24" x 12", encaustic & mixed medium
My rather "loose" homage was to Sean Sculley (stripes). I had decided on a composition of stripes, and it evolved with additions of symbols (semiotic = signs and symbols). I had another encaustic painting in this show which was a homage to Jasper Johns . . also a "loose" homage (circles, numbers, and letters), and it will be an addition to my Semiotic Series. I finished the two pieces on the last day of the submission deadline to the show. To my mind, the other painting needed a little tweaking (rubbing more oil pigment stick into the surface, that I wasn't able to do, as the oil, even though it is a very thin rubbing into the surface, it still needs a day to dry before protecting with the wax medium) . . talk about last minute!! Although there is nothing like a deadline to motivate me. When that is done I will post that.
I don't know if any of this makes sense to you, but what "my taste" and "eye" says can be "ok" and "work" isn't always to my complete satisfaction . . (not this piece above, but the one I'm not posting). I work, internally, to say . . "ok . . this isn't totally up to my "eye's" standard, but it's ok. And I can bring that "it" to the next piece.
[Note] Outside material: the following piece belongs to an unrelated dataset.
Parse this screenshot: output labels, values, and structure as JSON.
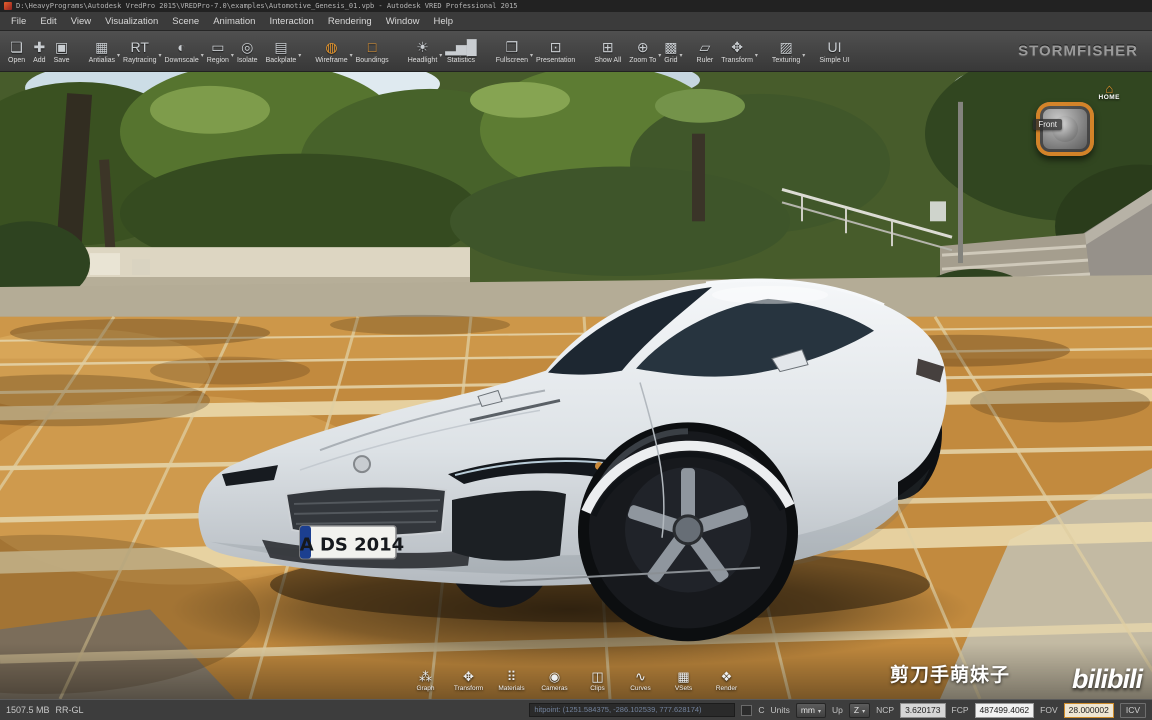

That's the way I was with the last painting I posted. That was also finished with a deadline, and it was juried into an encaustic painting show, that will be in Detroit's Scarab Club, called "WAX." I like to take time to look at a piece, before I decide if it's totally finished. I'm not speedy, when it comes to me accepting that a piece is finished. There are a few more "touches" I will put in it . . after the show.
It's an evolution, through time, for me . . in finding a "middle ground" with my inner critic. Letting the three pieces "go out" into the world, without a feeling of "totally finished", is finding my middle ground.